Justin Dressel, Assistant Professor of Physics at Chapman University, explains how quantum physics has a lot to do with what shows up on your screen.
Dr. Dressel researches the foundations of quantum physics, which is a natural intersection point between physics, mathematics, and computer science. His recent research has focused on algebraic approaches to generalized quantum measurements, quantum computation with superconducting transmon quantum bits using circuit quantum electrodynamics, and Clifford algebraic approaches to relativistic field theory. Though the bulk of his work is theoretical in nature, he works closely with experimental teams at U Rochester, UC Berkeley, and UC Santa Barbara.

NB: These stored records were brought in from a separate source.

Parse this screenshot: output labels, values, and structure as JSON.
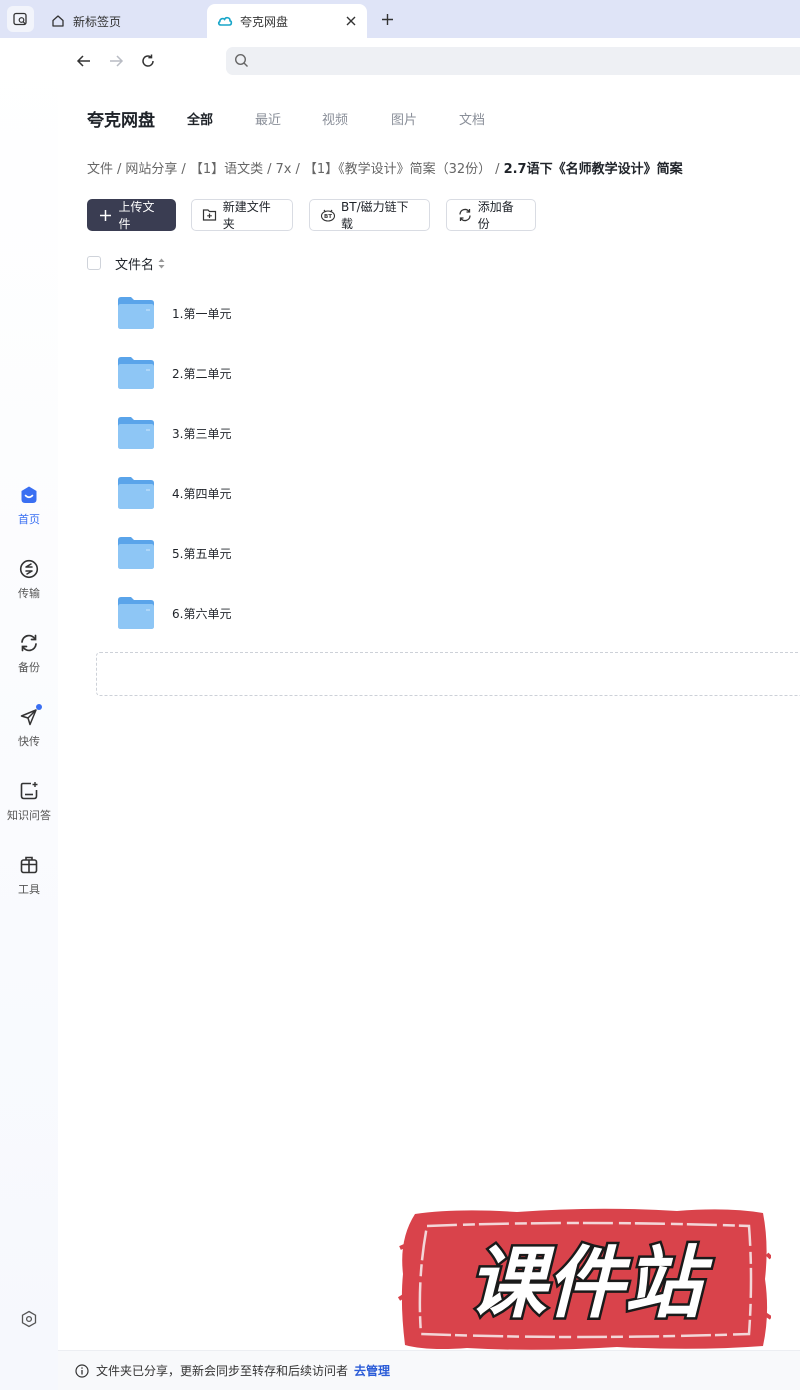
{
  "browser": {
    "tabs": [
      {
        "label": "新标签页",
        "active": false
      },
      {
        "label": "夸克网盘",
        "active": true
      }
    ],
    "address": {
      "value": "",
      "placeholder": ""
    }
  },
  "sidebar": {
    "items": [
      {
        "label": "首页",
        "icon": "home-face-icon",
        "active": true
      },
      {
        "label": "传输",
        "icon": "transfer-icon",
        "active": false
      },
      {
        "label": "备份",
        "icon": "backup-icon",
        "active": false
      },
      {
        "label": "快传",
        "icon": "send-icon",
        "active": false
      },
      {
        "label": "知识问答",
        "icon": "knowledge-qa-icon",
        "active": false
      },
      {
        "label": "工具",
        "icon": "toolbox-icon",
        "active": false
      }
    ]
  },
  "header": {
    "brand": "夸克网盘",
    "categories": [
      "全部",
      "最近",
      "视频",
      "图片",
      "文档"
    ],
    "active_category": "全部"
  },
  "breadcrumb": [
    "文件",
    "网站分享",
    "【1】语文类",
    "7x",
    "【1】《教学设计》简案（32份）",
    "2.7语下《名师教学设计》简案"
  ],
  "toolbar": {
    "upload": "上传文件",
    "new_folder": "新建文件夹",
    "bt_download": "BT/磁力链下载",
    "add_backup": "添加备份"
  },
  "list": {
    "header": "文件名",
    "rows": [
      "1.第一单元",
      "2.第二单元",
      "3.第三单元",
      "4.第四单元",
      "5.第五单元",
      "6.第六单元"
    ]
  },
  "watermark": {
    "text": "课件站"
  },
  "footer": {
    "notice": "文件夹已分享，更新会同步至转存和后续访问者",
    "link": "去管理"
  },
  "colors": {
    "accent": "#3a6ff2",
    "primary_button": "#3a3d52",
    "tabbar": "#dfe4f7",
    "stamp_red": "#d9434b"
  }
}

Modern experimental techniques have enabled the unprecedented control of quantum systems, which has fueled Dr. Dressel’s interest in experimentally-grounded foundational questions. A typical laboratory measuring device couples indirectly to quantum systems of interest, and thus collects only imperfectly correlated information. Such a noisy measurement collapses the quantum state only partially. Partitioning the averages of such generalized measurements into conditioned sub-averages can reveal intriguing behavior that is hidden in the total average. Sufficiently “weak” coupling even permits individual measurements to leave the quantum state nearly unperturbed while still extracting useful information on average after many repeated trials. If one then monitors a quantum system continuously using such a weakly coupled meter, one obtains stochastic quantum state trajectories that exhibit competition between the natural dynamics and the measurement collapse. Recently, these quantum trajectories have been experimentally verified as part of the ongoing effort to build a working quantum computer, where they arise naturally during the measurement of superconducting transmon quantum bits using microwave fields.

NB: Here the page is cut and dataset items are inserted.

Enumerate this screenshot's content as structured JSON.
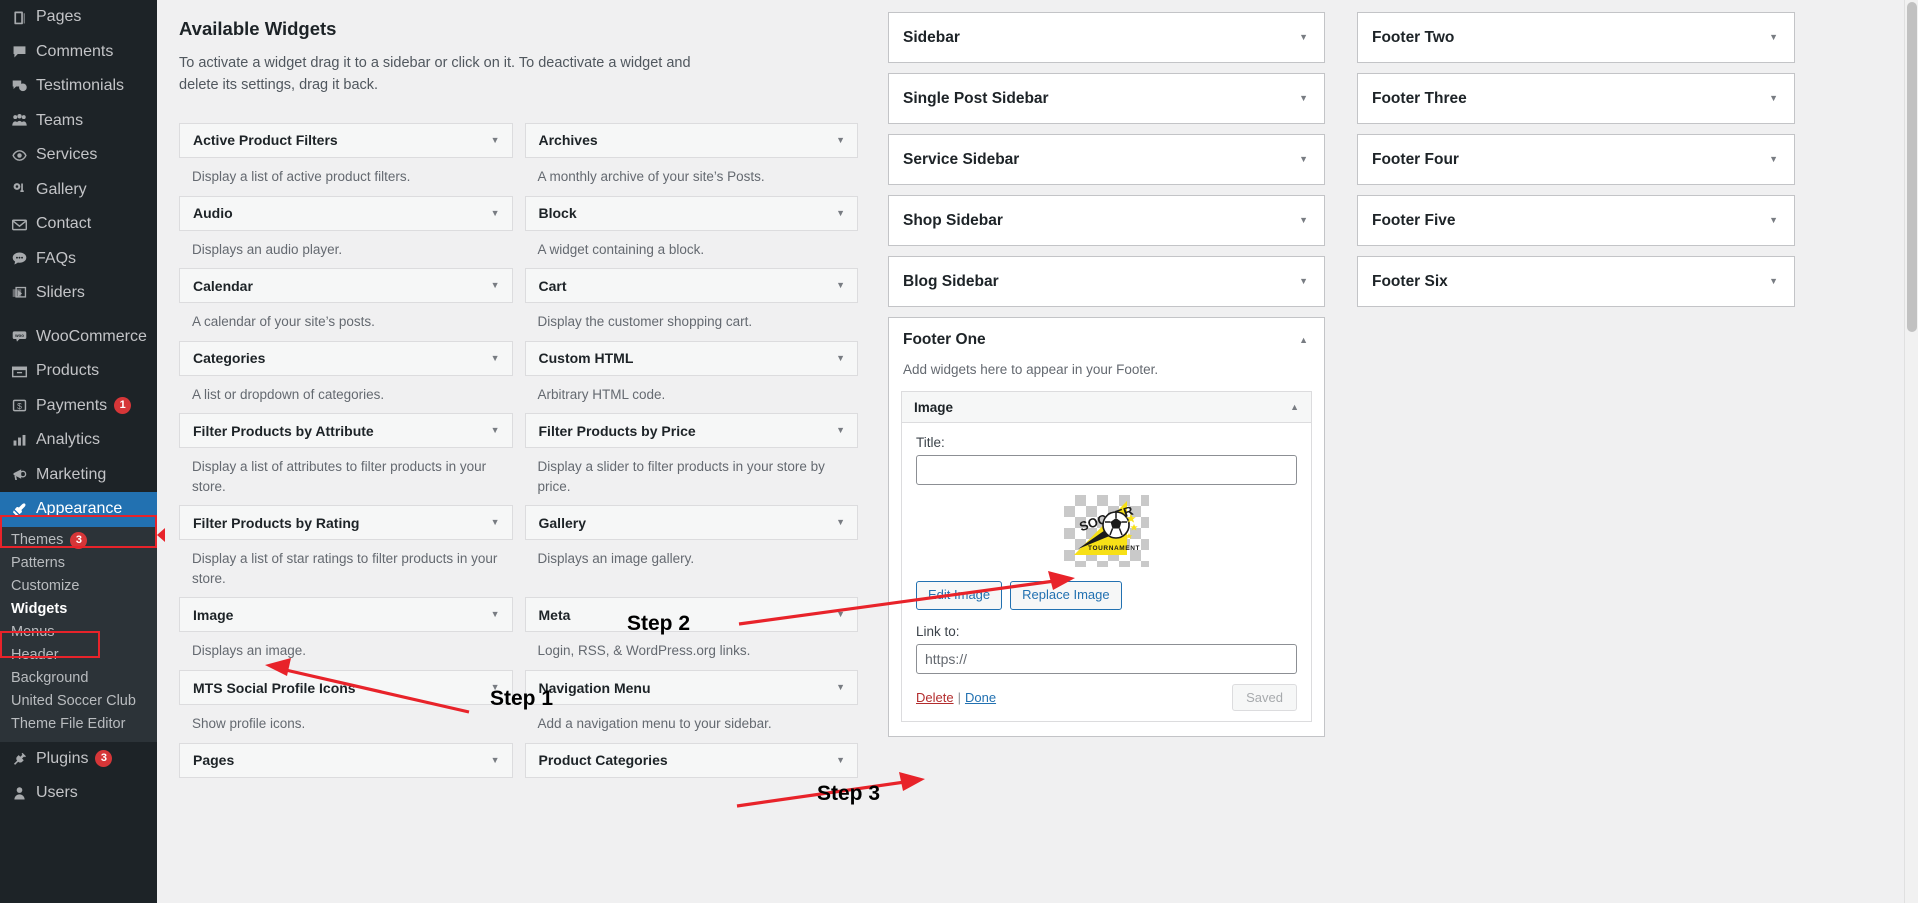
{
  "admin_menu": {
    "items": [
      {
        "label": "Pages",
        "icon": "pages-icon",
        "badge": null
      },
      {
        "label": "Comments",
        "icon": "comments-icon",
        "badge": null
      },
      {
        "label": "Testimonials",
        "icon": "testimonials-icon",
        "badge": null
      },
      {
        "label": "Teams",
        "icon": "teams-icon",
        "badge": null
      },
      {
        "label": "Services",
        "icon": "services-icon",
        "badge": null
      },
      {
        "label": "Gallery",
        "icon": "gallery-icon",
        "badge": null
      },
      {
        "label": "Contact",
        "icon": "contact-icon",
        "badge": null
      },
      {
        "label": "FAQs",
        "icon": "faqs-icon",
        "badge": null
      },
      {
        "label": "Sliders",
        "icon": "sliders-icon",
        "badge": null
      },
      {
        "label": "WooCommerce",
        "icon": "woocommerce-icon",
        "badge": null
      },
      {
        "label": "Products",
        "icon": "products-icon",
        "badge": null
      },
      {
        "label": "Payments",
        "icon": "payments-icon",
        "badge": "1"
      },
      {
        "label": "Analytics",
        "icon": "analytics-icon",
        "badge": null
      },
      {
        "label": "Marketing",
        "icon": "marketing-icon",
        "badge": null
      },
      {
        "label": "Appearance",
        "icon": "appearance-icon",
        "badge": null
      },
      {
        "label": "Plugins",
        "icon": "plugins-icon",
        "badge": "3"
      },
      {
        "label": "Users",
        "icon": "users-icon",
        "badge": null
      }
    ],
    "appearance_submenu": [
      {
        "label": "Themes",
        "badge": "3",
        "current": false
      },
      {
        "label": "Patterns",
        "badge": null,
        "current": false
      },
      {
        "label": "Customize",
        "badge": null,
        "current": false
      },
      {
        "label": "Widgets",
        "badge": null,
        "current": true
      },
      {
        "label": "Menus",
        "badge": null,
        "current": false
      },
      {
        "label": "Header",
        "badge": null,
        "current": false
      },
      {
        "label": "Background",
        "badge": null,
        "current": false
      },
      {
        "label": "United Soccer Club",
        "badge": null,
        "current": false
      },
      {
        "label": "Theme File Editor",
        "badge": null,
        "current": false
      }
    ],
    "colors": {
      "background": "#1d2327",
      "submenu_background": "#2c3338",
      "current": "#2271b1",
      "badge": "#d63638",
      "highlight": "#e8232a"
    }
  },
  "available_widgets": {
    "heading": "Available Widgets",
    "description": "To activate a widget drag it to a sidebar or click on it. To deactivate a widget and delete its settings, drag it back.",
    "items": [
      {
        "title": "Active Product Filters",
        "desc": "Display a list of active product filters."
      },
      {
        "title": "Archives",
        "desc": "A monthly archive of your site’s Posts."
      },
      {
        "title": "Audio",
        "desc": "Displays an audio player."
      },
      {
        "title": "Block",
        "desc": "A widget containing a block."
      },
      {
        "title": "Calendar",
        "desc": "A calendar of your site’s posts."
      },
      {
        "title": "Cart",
        "desc": "Display the customer shopping cart."
      },
      {
        "title": "Categories",
        "desc": "A list or dropdown of categories."
      },
      {
        "title": "Custom HTML",
        "desc": "Arbitrary HTML code."
      },
      {
        "title": "Filter Products by Attribute",
        "desc": "Display a list of attributes to filter products in your store."
      },
      {
        "title": "Filter Products by Price",
        "desc": "Display a slider to filter products in your store by price."
      },
      {
        "title": "Filter Products by Rating",
        "desc": "Display a list of star ratings to filter products in your store."
      },
      {
        "title": "Gallery",
        "desc": "Displays an image gallery."
      },
      {
        "title": "Image",
        "desc": "Displays an image."
      },
      {
        "title": "Meta",
        "desc": "Login, RSS, & WordPress.org links."
      },
      {
        "title": "MTS Social Profile Icons",
        "desc": "Show profile icons."
      },
      {
        "title": "Navigation Menu",
        "desc": "Add a navigation menu to your sidebar."
      },
      {
        "title": "Pages",
        "desc": ""
      },
      {
        "title": "Product Categories",
        "desc": ""
      }
    ]
  },
  "sidebar_column": {
    "panels": [
      {
        "title": "Sidebar"
      },
      {
        "title": "Single Post Sidebar"
      },
      {
        "title": "Service Sidebar"
      },
      {
        "title": "Shop Sidebar"
      },
      {
        "title": "Blog Sidebar"
      }
    ],
    "open_panel": {
      "title": "Footer One",
      "description": "Add widgets here to appear in your Footer.",
      "widget": {
        "title": "Image",
        "title_label": "Title:",
        "title_value": "",
        "image_alt": "Soccer Tournament logo",
        "image_text_primary": "SOCCER",
        "image_text_secondary": "TOURNAMENT",
        "edit_button": "Edit Image",
        "replace_button": "Replace Image",
        "link_label": "Link to:",
        "link_placeholder": "https://",
        "link_value": "",
        "delete_label": "Delete",
        "done_label": "Done",
        "saved_label": "Saved"
      }
    }
  },
  "footer_column": {
    "panels": [
      {
        "title": "Footer Two"
      },
      {
        "title": "Footer Three"
      },
      {
        "title": "Footer Four"
      },
      {
        "title": "Footer Five"
      },
      {
        "title": "Footer Six"
      }
    ]
  },
  "annotations": [
    {
      "label": "Step 1"
    },
    {
      "label": "Step 2"
    },
    {
      "label": "Step 3"
    }
  ],
  "icons": {
    "caret_down": "▼",
    "caret_up": "▲"
  }
}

Grainy Digital Photographs
During a candle-lit dinner a camera clicks: an intimate moment has been captured. The lighting is dim, the exposure brief. Little light sneaks past the shutter. On inspection, the photo is grainy, like static on an old television set.
But why?
If light were like waves at the beach or sound waves in the air, it could have any brightness, or, more precisely, dimness. A candle-lit photo would still be dim, but it would not be so grainy. The light level would vary smoothly, like gradually lowering a dimmer switch on the wall from brightness to total darkness, including every dimness in between. The dim light would cover the whole photo smoothly, keeping detail intact, even if difficult to see.
But light is not a simple wave. The dimmer switch for light is not smooth, but jumps in small steps from one brightness to the next. Each click of Nature’s dimmer switch for light has a name: one quantum of light, also called a photon. A quantum is one of a quantity, one discrete unit, and lies at the heart of quantum physics.
How do these quanta affect your camera? A digital camera image is gridded into millions of pixels. In bright light these megapixels collect billions of photons, making the discreteness of light nearly invisible, much like the grains of sand composing a sand dune. However, in dim light the pixels collect relatively few photons, which arrive at random times and at random locations. Detail is lost and the image becomes grainy, with spots of bright and dark where photons have and have not yet appeared.
So, you can thank quantum physics for making your digital photos grainy.